Communication among All Stakeholders Is Essential in Accounting for the Missing

Participants at meetings organized this week by ICMP in Tuzla and Brcko – the first of a series of Town Hall meetings that will be held throughout the country during February – unanimously agreed that the book-length Stocktaking Report published by ICMP, which describes two decades of work on accounting for missing persons in Bosnia and Herzegovina, is a valuable platform for further dialogue on missing persons issues based on documented facts.

“We find and we feel that the issue of missing persons in Bosnia and Herzegovina has been addressed by ICMP without any kind of discrimination,” Milja Mitrovic of the Bijeljina Association of Missing Persons and the RS Association of Missing Persons said at the conclusion of today’s meeting in Brcko. “The presentation of the Stocktaking Report reflects this.”

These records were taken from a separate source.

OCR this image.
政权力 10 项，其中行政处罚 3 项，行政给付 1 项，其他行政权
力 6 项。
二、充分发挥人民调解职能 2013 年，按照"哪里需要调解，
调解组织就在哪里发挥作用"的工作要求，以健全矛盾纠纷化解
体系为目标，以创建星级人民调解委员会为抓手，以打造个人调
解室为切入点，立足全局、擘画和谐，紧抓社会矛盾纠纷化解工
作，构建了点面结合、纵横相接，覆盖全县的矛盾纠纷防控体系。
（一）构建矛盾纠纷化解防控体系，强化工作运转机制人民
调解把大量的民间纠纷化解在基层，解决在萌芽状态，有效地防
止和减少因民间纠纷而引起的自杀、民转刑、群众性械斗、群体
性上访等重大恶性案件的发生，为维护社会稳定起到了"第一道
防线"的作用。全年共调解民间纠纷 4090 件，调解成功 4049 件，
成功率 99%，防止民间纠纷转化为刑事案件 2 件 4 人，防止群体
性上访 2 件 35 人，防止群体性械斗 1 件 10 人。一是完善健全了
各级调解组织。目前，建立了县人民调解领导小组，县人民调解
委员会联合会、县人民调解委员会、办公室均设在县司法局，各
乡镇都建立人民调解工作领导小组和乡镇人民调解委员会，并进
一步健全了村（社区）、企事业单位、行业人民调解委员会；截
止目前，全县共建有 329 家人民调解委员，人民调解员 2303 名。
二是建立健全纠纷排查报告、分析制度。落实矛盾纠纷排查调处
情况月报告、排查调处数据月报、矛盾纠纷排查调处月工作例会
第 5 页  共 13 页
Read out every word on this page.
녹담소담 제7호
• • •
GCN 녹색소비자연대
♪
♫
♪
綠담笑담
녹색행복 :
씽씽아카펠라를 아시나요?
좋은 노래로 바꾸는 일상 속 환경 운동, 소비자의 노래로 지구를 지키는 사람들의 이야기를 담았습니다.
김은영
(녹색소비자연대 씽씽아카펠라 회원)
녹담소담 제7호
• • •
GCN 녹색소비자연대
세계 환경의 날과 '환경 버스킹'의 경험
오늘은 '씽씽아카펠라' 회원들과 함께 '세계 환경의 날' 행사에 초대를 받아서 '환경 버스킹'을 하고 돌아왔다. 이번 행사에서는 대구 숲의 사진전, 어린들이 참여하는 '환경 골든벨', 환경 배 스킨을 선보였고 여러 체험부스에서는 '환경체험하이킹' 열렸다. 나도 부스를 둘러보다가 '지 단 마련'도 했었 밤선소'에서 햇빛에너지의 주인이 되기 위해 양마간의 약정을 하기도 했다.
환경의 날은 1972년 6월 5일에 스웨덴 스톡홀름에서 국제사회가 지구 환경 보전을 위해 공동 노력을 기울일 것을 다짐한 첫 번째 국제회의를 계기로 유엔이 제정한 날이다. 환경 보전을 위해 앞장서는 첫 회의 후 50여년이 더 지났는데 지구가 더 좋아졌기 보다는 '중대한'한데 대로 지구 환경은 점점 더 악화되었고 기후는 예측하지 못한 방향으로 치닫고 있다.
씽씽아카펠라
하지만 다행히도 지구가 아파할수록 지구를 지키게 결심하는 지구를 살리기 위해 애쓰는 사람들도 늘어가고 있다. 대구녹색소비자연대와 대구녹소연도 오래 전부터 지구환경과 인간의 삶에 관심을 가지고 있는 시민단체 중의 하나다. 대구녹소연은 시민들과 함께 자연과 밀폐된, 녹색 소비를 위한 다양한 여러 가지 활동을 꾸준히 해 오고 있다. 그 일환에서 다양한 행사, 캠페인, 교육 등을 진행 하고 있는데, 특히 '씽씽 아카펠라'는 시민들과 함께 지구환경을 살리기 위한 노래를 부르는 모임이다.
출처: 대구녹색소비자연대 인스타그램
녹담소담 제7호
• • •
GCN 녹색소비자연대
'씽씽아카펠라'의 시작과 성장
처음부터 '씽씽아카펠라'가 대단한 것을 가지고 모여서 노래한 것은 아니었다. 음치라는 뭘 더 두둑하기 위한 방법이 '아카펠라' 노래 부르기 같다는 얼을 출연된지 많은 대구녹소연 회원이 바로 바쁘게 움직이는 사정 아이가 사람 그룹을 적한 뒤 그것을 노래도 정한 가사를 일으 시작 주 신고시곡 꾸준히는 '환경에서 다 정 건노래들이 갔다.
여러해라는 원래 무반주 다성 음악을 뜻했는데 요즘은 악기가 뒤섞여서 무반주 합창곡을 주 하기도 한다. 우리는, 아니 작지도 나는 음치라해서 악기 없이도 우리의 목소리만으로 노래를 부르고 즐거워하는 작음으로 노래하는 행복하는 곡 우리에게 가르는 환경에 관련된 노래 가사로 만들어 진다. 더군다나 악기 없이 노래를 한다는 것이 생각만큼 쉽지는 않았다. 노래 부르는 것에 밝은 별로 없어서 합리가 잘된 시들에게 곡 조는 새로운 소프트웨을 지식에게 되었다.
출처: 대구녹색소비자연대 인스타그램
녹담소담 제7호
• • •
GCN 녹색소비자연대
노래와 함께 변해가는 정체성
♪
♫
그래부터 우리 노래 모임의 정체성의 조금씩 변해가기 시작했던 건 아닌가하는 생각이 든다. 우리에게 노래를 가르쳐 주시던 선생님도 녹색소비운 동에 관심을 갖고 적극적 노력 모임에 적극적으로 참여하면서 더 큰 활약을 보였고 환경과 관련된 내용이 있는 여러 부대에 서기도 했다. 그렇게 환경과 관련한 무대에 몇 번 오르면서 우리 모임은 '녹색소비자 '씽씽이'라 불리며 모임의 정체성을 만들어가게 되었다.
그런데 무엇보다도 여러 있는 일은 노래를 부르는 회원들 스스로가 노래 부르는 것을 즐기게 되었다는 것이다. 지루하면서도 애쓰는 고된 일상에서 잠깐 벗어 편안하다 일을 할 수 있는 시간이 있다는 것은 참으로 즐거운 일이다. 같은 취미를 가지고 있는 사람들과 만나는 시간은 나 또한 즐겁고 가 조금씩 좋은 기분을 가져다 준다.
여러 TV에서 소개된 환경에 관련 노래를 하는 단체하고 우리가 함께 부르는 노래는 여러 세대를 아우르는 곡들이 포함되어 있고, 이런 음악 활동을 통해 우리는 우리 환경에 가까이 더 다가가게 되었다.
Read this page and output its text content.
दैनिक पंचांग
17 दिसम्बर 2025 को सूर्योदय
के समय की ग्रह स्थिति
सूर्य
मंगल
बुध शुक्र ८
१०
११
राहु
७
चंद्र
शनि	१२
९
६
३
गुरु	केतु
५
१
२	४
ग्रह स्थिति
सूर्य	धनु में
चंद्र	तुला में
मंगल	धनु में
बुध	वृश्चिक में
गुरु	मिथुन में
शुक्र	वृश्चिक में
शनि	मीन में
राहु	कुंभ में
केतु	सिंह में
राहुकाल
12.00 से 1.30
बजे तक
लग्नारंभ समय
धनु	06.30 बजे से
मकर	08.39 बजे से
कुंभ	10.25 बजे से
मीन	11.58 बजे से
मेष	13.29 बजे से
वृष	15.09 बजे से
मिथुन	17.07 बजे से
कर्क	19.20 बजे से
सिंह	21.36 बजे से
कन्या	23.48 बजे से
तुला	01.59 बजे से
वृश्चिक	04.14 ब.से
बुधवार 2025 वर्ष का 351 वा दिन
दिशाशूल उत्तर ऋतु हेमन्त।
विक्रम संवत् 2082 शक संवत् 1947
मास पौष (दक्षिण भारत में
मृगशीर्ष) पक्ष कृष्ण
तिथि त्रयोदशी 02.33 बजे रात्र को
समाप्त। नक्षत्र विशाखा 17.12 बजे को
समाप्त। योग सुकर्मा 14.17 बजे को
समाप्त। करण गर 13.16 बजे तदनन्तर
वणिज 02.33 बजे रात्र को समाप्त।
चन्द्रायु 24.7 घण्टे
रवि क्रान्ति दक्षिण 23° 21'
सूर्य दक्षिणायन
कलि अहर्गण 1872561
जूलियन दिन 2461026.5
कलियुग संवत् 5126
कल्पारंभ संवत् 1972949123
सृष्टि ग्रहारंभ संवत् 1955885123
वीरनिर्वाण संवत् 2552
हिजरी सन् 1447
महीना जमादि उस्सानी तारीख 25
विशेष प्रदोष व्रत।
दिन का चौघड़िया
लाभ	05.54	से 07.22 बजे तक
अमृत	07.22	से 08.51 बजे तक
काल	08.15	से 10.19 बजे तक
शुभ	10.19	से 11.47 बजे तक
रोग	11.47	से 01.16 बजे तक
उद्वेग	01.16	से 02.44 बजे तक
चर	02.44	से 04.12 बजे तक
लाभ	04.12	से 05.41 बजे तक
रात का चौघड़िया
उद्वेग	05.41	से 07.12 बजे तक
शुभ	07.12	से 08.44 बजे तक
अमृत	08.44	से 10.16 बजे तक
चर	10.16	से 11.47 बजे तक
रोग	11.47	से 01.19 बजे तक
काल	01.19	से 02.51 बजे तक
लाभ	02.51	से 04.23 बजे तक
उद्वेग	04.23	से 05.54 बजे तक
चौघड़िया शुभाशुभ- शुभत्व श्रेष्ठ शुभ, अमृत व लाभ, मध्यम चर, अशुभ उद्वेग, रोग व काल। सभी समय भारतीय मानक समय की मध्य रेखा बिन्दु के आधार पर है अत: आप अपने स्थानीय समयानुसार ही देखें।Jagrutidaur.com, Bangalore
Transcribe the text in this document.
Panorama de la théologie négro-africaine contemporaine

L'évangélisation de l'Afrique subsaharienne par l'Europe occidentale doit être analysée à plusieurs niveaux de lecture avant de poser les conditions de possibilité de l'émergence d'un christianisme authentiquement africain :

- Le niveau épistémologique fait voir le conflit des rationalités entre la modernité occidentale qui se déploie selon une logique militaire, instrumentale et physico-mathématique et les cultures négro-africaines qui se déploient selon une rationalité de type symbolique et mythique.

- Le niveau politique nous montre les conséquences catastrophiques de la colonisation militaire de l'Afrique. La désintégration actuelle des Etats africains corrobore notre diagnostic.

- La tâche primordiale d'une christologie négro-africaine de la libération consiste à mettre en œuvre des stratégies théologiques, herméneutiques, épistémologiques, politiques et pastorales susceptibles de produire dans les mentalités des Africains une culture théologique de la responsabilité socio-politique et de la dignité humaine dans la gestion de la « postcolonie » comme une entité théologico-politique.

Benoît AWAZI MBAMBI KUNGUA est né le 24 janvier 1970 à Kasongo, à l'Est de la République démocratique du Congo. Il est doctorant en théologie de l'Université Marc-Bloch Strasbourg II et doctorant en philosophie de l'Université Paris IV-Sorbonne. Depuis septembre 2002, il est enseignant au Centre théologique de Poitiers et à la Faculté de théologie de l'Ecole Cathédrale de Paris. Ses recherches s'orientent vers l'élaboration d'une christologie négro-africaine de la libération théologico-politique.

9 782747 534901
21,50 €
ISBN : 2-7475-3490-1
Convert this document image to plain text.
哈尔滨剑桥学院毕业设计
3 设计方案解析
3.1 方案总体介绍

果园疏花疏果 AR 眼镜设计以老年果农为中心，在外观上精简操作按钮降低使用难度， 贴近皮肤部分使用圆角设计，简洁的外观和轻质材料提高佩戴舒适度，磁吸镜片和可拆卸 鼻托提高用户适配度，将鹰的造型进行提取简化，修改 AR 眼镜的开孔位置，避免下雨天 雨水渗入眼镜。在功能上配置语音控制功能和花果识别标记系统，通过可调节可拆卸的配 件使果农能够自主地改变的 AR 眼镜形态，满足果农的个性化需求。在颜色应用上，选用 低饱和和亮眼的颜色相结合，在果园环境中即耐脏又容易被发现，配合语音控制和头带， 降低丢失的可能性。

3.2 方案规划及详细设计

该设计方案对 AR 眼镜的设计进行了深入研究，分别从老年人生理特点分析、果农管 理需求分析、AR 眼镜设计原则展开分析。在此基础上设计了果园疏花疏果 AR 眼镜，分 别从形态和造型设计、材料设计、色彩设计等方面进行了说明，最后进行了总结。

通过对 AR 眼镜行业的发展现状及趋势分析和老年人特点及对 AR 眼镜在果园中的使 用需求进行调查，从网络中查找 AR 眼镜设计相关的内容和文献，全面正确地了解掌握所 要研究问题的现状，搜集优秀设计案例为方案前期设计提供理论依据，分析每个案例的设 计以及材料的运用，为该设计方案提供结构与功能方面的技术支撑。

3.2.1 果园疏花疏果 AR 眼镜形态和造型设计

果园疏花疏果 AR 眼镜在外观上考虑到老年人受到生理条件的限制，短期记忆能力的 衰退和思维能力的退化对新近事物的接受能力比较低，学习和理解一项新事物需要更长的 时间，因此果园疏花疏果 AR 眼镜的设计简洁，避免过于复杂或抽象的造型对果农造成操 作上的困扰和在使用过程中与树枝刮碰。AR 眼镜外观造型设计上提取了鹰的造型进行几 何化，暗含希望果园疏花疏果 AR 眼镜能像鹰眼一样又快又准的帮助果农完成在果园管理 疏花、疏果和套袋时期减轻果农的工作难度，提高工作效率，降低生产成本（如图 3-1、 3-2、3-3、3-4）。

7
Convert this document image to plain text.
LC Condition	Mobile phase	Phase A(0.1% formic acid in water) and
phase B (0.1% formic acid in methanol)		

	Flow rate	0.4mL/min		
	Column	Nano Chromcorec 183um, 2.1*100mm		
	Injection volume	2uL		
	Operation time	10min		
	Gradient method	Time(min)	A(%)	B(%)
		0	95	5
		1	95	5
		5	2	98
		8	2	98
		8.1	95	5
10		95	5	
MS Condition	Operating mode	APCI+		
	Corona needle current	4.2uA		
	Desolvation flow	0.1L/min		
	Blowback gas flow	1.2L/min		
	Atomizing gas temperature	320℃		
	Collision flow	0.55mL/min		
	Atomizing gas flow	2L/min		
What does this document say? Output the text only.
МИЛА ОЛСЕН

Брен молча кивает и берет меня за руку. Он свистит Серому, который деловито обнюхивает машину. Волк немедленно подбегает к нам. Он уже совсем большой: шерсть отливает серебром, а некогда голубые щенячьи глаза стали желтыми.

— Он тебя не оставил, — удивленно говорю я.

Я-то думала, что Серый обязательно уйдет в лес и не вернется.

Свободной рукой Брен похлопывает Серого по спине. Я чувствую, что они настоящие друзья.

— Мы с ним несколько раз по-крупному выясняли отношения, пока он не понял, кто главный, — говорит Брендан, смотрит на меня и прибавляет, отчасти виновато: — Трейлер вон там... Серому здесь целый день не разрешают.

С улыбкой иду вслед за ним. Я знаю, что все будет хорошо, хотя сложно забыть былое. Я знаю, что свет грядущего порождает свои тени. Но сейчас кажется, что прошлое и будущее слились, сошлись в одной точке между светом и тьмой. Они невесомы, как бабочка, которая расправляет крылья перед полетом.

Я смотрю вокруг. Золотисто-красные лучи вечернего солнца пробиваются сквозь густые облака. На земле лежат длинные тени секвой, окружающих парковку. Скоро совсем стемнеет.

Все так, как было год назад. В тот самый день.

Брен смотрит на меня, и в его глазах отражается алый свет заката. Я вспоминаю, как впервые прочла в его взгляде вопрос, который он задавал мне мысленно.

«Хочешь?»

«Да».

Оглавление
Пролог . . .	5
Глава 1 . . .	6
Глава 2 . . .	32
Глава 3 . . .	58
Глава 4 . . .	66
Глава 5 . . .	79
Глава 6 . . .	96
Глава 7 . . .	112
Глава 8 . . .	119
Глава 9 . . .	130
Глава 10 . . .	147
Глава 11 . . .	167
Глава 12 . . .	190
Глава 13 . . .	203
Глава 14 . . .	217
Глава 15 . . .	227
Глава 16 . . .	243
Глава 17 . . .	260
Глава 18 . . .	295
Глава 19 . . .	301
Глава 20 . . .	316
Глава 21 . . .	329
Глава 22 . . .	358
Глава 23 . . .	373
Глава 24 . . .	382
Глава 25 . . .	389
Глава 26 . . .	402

At both meetings, representatives of associations of families of missing persons, the BiH Missing Persons Institute, the BiH Prosecutor’s Office, and the BiH Ministry for Human Rights and Refugees agreed that effective communication among all stakeholders is crucial in order to sustain the process of accounting for the missing.

“Several important steps forward have been taken by the BiH authorities,” Matthew Holliday, head of ICMP’s Western Balkans Program, said today in Brcko. “The institutional infrastructure – the BiH Law on Missing Persons and the MPI – is in place. ICMP is confident that the institutions are now in a position to use their expertise and authority to help the families of missing persons.”

ICMP began both meetings by presenting BiH, Missing Persons from the Armed Conflicts of the 1990s: A Stocktaking, which describes two decades of efforts to account for the missing and examines specific issues in Lower Podrinje, Upper Podrinje, Herzegovina, Sarajevo, Posavina, Central Bosnia, Northeast Bosnia and Western Bosnia.

The Stocktaking Report recommends next steps, including:

  • Bosnia and Herzegovina must sustain the effort to account for the remaining 8,000 persons missing from the conflict by ensuring that its institutions, including the Missing Persons Institute and the BIH Prosecutor’s Office remain strong and engaged;
  • BIH must fully implement the Law on Missing Persons, which provides for the Central Records on Missing Persons (CEN), as well as for a Fund benefiting the families of the missing;
  • BIH should explore new approaches to locating gravesites, including aerial and satellite imagery;
  • The ongoing effort of systematically reassessing past processes in Bosnia and Herzegovina’s mortuaries should be continued as a priority; and
  • Associations of family members of missing persons should continue their lobbying efforts to claim their rights to truth and justice. In particular they should continue to convene annual Regional Conferences to advocate for their rights and to ensure that progress is sustained in the future.

Town Hall meetings to discuss further steps in accounting for the missing in Bosnia and Herzegovina will be held on 10 February at Hotel Sarajevo, on 12 February at Hotel Bristol in Mostar and on 17 February at Hotel Bosna in Banja Luka.